If there is one thing I have learned with rental property, it’s that there many ways to get to the same destination. Everyone has their own strategies and ways of business. I find it fascinating to learn how certain investors do things and see what I can pick up to add to my own strategies. I have managed for all types of investors and had a front row seat on how crucial decisions have played out. This has given me a unique perspective and shaped how I manage my own investments. Now by no means am I re-inventing the wheel here, but there is one question I ask my self every time there is a decision to be made:
What decision will make me the most money over a long period of time?

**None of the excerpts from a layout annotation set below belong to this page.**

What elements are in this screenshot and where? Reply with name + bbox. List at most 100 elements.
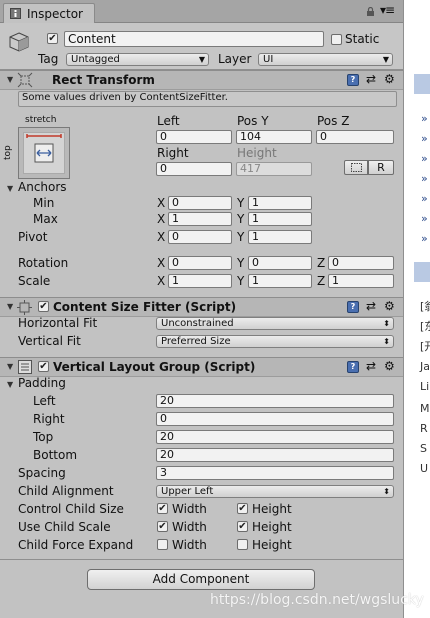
padding-top-input[interactable]: 20: [156, 430, 394, 444]
list-item[interactable]: U: [420, 462, 428, 475]
foldout-icon[interactable]: ▼: [7, 75, 13, 84]
presets-icon[interactable]: ⇄: [366, 72, 376, 86]
help-icon[interactable]: ?: [347, 74, 359, 86]
child-force-expand-label: Child Force Expand: [18, 538, 134, 552]
help-icon[interactable]: ?: [347, 361, 359, 373]
anchors-min-x-input[interactable]: 0: [168, 196, 232, 210]
gear-icon[interactable]: ⚙: [384, 359, 395, 373]
scale-y-input[interactable]: 1: [248, 274, 312, 288]
anchors-label[interactable]: Anchors: [18, 180, 67, 194]
list-item[interactable]: R: [420, 422, 428, 435]
blueprint-icon: [351, 163, 362, 172]
list-item-bullet[interactable]: »: [421, 212, 428, 225]
list-item-bullet[interactable]: »: [421, 172, 428, 185]
axis-x-label: X: [157, 230, 166, 244]
vertical-fit-value: Preferred Size: [161, 336, 231, 347]
pos-z-input[interactable]: 0: [316, 130, 394, 144]
gameobject-header: ✔ Content Static Tag Untagged ▼ Layer UI ▼: [0, 23, 403, 70]
side-panel-header-bar: [414, 262, 430, 282]
list-item[interactable]: Ja: [420, 360, 430, 373]
list-item-bullet[interactable]: »: [421, 112, 428, 125]
anchor-preset-button[interactable]: [18, 127, 70, 179]
inspector-window: Inspector ▾≡ ✔ Content Static Tag Untagg…: [0, 0, 403, 618]
axis-x-label: X: [157, 212, 166, 226]
static-checkbox[interactable]: [331, 34, 342, 45]
add-component-button[interactable]: Add Component: [87, 569, 315, 590]
right-input[interactable]: 0: [156, 162, 232, 176]
pivot-x-input[interactable]: 0: [168, 230, 232, 244]
padding-foldout-icon[interactable]: ▼: [7, 380, 13, 389]
layer-dropdown[interactable]: UI ▼: [258, 53, 393, 66]
scale-x-input[interactable]: 1: [168, 274, 232, 288]
rotation-x-input[interactable]: 0: [168, 256, 232, 270]
horizontal-fit-dropdown[interactable]: Unconstrained ⬍: [156, 317, 394, 330]
left-input[interactable]: 0: [156, 130, 232, 144]
list-item[interactable]: M: [420, 402, 430, 415]
axis-z-label: Z: [317, 256, 326, 270]
tab-bar: Inspector ▾≡: [0, 0, 403, 23]
axis-x-label: X: [157, 196, 166, 210]
gear-icon[interactable]: ⚙: [384, 299, 395, 313]
child-force-expand-width-checkbox[interactable]: [157, 539, 168, 550]
blueprint-mode-button[interactable]: [344, 160, 368, 175]
list-item[interactable]: S: [420, 442, 427, 455]
child-force-expand-height-checkbox[interactable]: [237, 539, 248, 550]
vertical-fit-dropdown[interactable]: Preferred Size ⬍: [156, 335, 394, 348]
vertical-layout-icon: [18, 360, 32, 374]
padding-bottom-input[interactable]: 20: [156, 448, 394, 462]
rotation-z-input[interactable]: 0: [328, 256, 394, 270]
padding-label[interactable]: Padding: [18, 376, 66, 390]
horizontal-fit-value: Unconstrained: [161, 318, 234, 329]
content-size-fitter-enabled-checkbox[interactable]: ✔: [38, 301, 49, 312]
list-item[interactable]: [开: [420, 338, 430, 354]
list-item[interactable]: [翁: [420, 298, 430, 314]
control-child-size-width-checkbox[interactable]: ✔: [157, 503, 168, 514]
gameobject-active-checkbox[interactable]: ✔: [47, 33, 58, 44]
list-item[interactable]: Li: [420, 380, 429, 393]
tab-label: Inspector: [27, 7, 83, 21]
content-size-fitter-header[interactable]: ▼ ✔ Content Size Fitter (Script) ? ⇄ ⚙: [0, 297, 403, 317]
anchors-min-y-input[interactable]: 1: [248, 196, 312, 210]
anchors-foldout-icon[interactable]: ▼: [7, 184, 13, 193]
tab-menu-icon[interactable]: ▾≡: [380, 3, 395, 17]
presets-icon[interactable]: ⇄: [366, 299, 376, 313]
content-size-fitter-icon: [17, 300, 32, 315]
presets-icon[interactable]: ⇄: [366, 359, 376, 373]
tag-dropdown[interactable]: Untagged ▼: [66, 53, 209, 66]
use-child-scale-width-checkbox[interactable]: ✔: [157, 521, 168, 532]
content-size-fitter-title: Content Size Fitter (Script): [53, 300, 237, 314]
help-icon[interactable]: ?: [347, 301, 359, 313]
padding-left-input[interactable]: 20: [156, 394, 394, 408]
lock-icon[interactable]: [366, 7, 375, 16]
child-alignment-dropdown[interactable]: Upper Left ⬍: [156, 485, 394, 498]
padding-right-input[interactable]: 0: [156, 412, 394, 426]
raw-edit-label: R: [377, 161, 385, 174]
vertical-layout-group-header[interactable]: ▼ ✔ Vertical Layout Group (Script) ? ⇄ ⚙: [0, 357, 403, 377]
gear-icon[interactable]: ⚙: [384, 72, 395, 86]
pivot-y-input[interactable]: 1: [248, 230, 312, 244]
foldout-icon[interactable]: ▼: [7, 302, 13, 311]
anchors-max-y-input[interactable]: 1: [248, 212, 312, 226]
rect-transform-header[interactable]: ▼ Rect Transform ? ⇄ ⚙: [0, 70, 403, 90]
list-item[interactable]: [东: [420, 318, 430, 334]
scale-z-input[interactable]: 1: [328, 274, 394, 288]
list-item-bullet[interactable]: »: [421, 192, 428, 205]
anchors-max-x-input[interactable]: 1: [168, 212, 232, 226]
driven-notice-text: Some values driven by ContentSizeFitter.: [22, 92, 228, 103]
list-item-bullet[interactable]: »: [421, 152, 428, 165]
foldout-icon[interactable]: ▼: [7, 362, 13, 371]
list-item-bullet[interactable]: »: [421, 132, 428, 145]
pos-y-input[interactable]: 104: [236, 130, 312, 144]
tab-inspector[interactable]: Inspector: [3, 3, 95, 23]
chevron-updown-icon: ⬍: [383, 487, 390, 496]
vertical-layout-enabled-checkbox[interactable]: ✔: [38, 361, 49, 372]
spacing-input[interactable]: 3: [156, 466, 394, 480]
list-item-bullet[interactable]: »: [421, 232, 428, 245]
left-label: Left: [157, 114, 180, 128]
use-child-scale-height-checkbox[interactable]: ✔: [237, 521, 248, 532]
rotation-y-input[interactable]: 0: [248, 256, 312, 270]
raw-edit-button[interactable]: R: [368, 160, 394, 175]
gameobject-name-input[interactable]: Content: [64, 31, 324, 47]
control-child-size-height-checkbox[interactable]: ✔: [237, 503, 248, 514]
padding-left-label: Left: [33, 394, 56, 408]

It’s a very simple question, but what it does is completely removes me from the moment and allows me to get a macro level view, versus the in the moment micro level view. When we can zoom out, many times we can see the entire picture a little clearer. What is my goal, make the most amount of money this month, or over a 5, 10, or even a 20 year period? This perspective forces me to make good, solid, long term decisions that will serve my investment well. Let me give a few examples:
- 20 year old AC breaks and needs a new compressor. In the moment thinking says replace the compressor for $1000 rather than replace the ancient unit for $4000. That saves money now and helps that given year’s return. But is that the wisest choice? Is putting $1000 into an old unit that will inevitably have to be replaced anyways down the road a good call? Does having a newer, more efficient unit keep my tenant happier and promote long term tenancy? Will it allow me to get a higher rent? Let me tell you, I’ve rented to tenants who were moving due to high utility bills, constant issues with their AC, and I’ve lost tenants due to the same. I’m with you, it sucks to dump $4000 into a new AC unit, but it does improve the product and can be argued quite well that it is the best long term decision.

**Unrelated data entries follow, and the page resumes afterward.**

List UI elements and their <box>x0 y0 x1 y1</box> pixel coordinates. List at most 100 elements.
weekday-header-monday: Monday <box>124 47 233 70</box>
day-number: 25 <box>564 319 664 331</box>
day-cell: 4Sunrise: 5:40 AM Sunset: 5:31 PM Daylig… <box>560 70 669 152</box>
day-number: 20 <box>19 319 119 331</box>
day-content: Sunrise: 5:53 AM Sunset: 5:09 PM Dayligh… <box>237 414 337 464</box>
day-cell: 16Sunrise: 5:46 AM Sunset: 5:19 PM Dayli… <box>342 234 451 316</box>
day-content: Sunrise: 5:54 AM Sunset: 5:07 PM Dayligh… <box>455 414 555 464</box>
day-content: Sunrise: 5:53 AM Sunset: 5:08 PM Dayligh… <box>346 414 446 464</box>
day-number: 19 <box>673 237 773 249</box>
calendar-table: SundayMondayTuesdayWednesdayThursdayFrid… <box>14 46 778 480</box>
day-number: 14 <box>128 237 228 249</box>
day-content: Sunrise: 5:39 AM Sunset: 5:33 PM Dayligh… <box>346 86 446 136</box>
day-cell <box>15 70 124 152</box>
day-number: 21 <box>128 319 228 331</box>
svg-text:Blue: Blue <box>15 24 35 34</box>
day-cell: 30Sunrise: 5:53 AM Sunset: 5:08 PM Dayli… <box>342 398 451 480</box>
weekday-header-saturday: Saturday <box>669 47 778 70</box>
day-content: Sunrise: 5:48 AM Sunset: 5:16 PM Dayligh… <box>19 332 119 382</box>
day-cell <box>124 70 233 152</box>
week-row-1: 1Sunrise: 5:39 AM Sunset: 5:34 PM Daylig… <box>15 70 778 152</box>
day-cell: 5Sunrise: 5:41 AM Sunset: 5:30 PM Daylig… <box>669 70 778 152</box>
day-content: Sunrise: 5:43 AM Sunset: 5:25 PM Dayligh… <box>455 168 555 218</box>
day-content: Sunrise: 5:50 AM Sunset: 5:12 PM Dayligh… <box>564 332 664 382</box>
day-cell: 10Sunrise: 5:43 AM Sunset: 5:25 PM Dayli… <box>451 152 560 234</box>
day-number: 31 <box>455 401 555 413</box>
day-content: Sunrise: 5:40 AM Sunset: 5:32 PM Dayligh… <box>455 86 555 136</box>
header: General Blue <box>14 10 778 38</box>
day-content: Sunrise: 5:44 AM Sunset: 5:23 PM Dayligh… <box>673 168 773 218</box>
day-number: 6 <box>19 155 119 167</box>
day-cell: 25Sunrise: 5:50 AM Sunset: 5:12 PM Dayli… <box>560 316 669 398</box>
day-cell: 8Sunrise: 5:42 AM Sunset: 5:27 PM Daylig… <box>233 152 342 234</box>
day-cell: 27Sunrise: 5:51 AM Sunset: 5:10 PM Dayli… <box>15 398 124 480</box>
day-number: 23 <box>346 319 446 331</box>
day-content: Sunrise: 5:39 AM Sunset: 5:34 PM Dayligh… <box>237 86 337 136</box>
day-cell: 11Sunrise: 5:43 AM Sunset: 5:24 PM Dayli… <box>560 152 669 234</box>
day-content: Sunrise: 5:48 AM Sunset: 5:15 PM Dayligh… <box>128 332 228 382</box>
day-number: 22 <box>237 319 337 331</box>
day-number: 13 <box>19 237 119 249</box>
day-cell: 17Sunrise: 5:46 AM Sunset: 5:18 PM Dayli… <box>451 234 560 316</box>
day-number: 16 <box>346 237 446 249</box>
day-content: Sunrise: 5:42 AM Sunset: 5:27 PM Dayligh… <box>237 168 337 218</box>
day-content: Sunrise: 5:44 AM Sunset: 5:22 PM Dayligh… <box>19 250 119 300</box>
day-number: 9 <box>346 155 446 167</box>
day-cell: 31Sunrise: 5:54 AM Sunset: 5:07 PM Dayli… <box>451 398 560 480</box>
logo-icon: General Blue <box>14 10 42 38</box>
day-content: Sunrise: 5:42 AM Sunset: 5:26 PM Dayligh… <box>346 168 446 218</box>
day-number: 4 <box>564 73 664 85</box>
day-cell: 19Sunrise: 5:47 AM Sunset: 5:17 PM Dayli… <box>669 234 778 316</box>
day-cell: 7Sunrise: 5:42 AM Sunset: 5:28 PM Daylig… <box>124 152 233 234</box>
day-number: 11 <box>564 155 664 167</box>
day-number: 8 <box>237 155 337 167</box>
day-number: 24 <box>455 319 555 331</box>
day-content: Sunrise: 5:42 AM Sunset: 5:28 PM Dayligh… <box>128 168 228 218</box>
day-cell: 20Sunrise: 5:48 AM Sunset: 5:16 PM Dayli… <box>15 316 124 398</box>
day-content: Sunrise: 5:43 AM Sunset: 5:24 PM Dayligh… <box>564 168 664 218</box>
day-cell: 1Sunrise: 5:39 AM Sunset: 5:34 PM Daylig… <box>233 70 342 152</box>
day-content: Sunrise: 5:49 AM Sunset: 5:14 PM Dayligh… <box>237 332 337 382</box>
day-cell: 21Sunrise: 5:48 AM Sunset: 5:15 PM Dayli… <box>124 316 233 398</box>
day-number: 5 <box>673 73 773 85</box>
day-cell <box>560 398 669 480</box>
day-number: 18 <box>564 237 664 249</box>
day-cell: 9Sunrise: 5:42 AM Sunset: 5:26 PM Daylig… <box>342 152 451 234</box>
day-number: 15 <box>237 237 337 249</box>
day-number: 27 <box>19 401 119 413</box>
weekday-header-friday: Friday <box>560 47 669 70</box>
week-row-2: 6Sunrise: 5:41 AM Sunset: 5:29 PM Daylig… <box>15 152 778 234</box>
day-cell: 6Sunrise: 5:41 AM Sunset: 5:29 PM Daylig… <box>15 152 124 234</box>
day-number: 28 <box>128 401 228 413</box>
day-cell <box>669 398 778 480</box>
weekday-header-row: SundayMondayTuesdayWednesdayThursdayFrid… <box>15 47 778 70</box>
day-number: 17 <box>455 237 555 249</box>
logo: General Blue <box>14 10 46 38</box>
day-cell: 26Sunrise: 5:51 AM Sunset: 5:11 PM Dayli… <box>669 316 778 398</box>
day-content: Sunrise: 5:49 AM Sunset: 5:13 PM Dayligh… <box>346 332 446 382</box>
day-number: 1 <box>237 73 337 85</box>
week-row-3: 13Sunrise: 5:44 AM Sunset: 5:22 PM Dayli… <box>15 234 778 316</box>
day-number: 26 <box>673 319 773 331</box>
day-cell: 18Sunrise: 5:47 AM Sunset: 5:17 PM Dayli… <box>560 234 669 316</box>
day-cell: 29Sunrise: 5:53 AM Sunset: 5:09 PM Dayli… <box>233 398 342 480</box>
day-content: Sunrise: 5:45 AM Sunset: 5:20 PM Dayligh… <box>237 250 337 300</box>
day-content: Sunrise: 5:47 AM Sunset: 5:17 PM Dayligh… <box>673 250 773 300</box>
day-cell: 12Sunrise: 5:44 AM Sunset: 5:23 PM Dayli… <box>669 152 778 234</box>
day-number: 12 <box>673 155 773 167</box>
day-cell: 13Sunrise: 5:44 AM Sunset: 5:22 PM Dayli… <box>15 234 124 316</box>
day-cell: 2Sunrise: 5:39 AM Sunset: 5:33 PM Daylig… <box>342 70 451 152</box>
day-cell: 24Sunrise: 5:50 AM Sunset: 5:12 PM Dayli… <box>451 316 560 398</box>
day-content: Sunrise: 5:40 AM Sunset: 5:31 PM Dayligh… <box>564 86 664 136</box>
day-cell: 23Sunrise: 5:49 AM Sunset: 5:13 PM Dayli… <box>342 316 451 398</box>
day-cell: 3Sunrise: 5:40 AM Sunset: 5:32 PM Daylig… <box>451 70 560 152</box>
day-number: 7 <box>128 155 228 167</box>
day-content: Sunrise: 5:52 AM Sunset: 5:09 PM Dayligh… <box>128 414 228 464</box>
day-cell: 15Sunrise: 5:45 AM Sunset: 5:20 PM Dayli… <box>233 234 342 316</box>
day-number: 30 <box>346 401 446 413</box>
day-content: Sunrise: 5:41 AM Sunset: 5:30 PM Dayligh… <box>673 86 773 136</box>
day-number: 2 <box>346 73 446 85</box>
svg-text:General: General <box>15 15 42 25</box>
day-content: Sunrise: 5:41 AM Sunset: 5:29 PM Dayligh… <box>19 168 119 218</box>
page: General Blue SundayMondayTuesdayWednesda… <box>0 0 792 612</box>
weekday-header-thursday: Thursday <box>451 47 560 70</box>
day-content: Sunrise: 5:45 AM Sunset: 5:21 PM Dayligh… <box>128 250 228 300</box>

- Tenant causing problems in a multi-unit building. It’s hard to kick out a paying tenant, and many investors put up with way too much sometimes to avoid the dreaded vacancy and loss of rent. Most of the time they don’t consider the collateral damage they will inevitably incur by keeping the problem tenant. When you take my approach and zoom out, it makes it really easy to remove the problem tenant. You deep down know they are not a long term fit, you know they will end up running off your good tenants, so rip the band aid off and get it over with. From a long term perspective, it is the right decision every time.
- It’s a little slow renting a unit and a risky applicant applies. This scenario is where I see most investors get into trouble. They are completely immersed in the ‘now’ and end up making a poor choice that ends up costing them thousands. Many times it is because they are charging a rent that is too high, and in turn don’t have the quality options to choose from. So rather than let their property sit vacant, they take the chance. On the other hand, if you ask yourself the golden question, will this decision make me the most money now, or the most money over the next 5 years? The answer becomes quite clear and you can avoid the high risk tenant that quite frankly, is not worth the risk.
- Send the plumber or handyman on a tub leak. I’m all about the handyman on minor things, but one thing I’ve learned is when there is a shower valve, or any other slightly more complicated plumbing issue, the plumber is the way to go. Short term thinking says go with the handyman, I’ll get a better deal. The experienced, long term question of ‘what will net me the most money over the long haul’ says use the plumber. Yes, it costs more, but my experience has proven that the problem goes away for good. When you get the handyman tackling issues like that, it always seems to come back at some point. This is a minor example, but still holds true to the philosophy and approach.
This approach will help guide the right decisions in most cases. I see far too many investors relying only on short term money decisions, which differed maintenance, less quality tenants, and ultimately costs them thousands over time. Most of us bought rentals for the long term benefit, so make the decisions now that will best serve that original plan.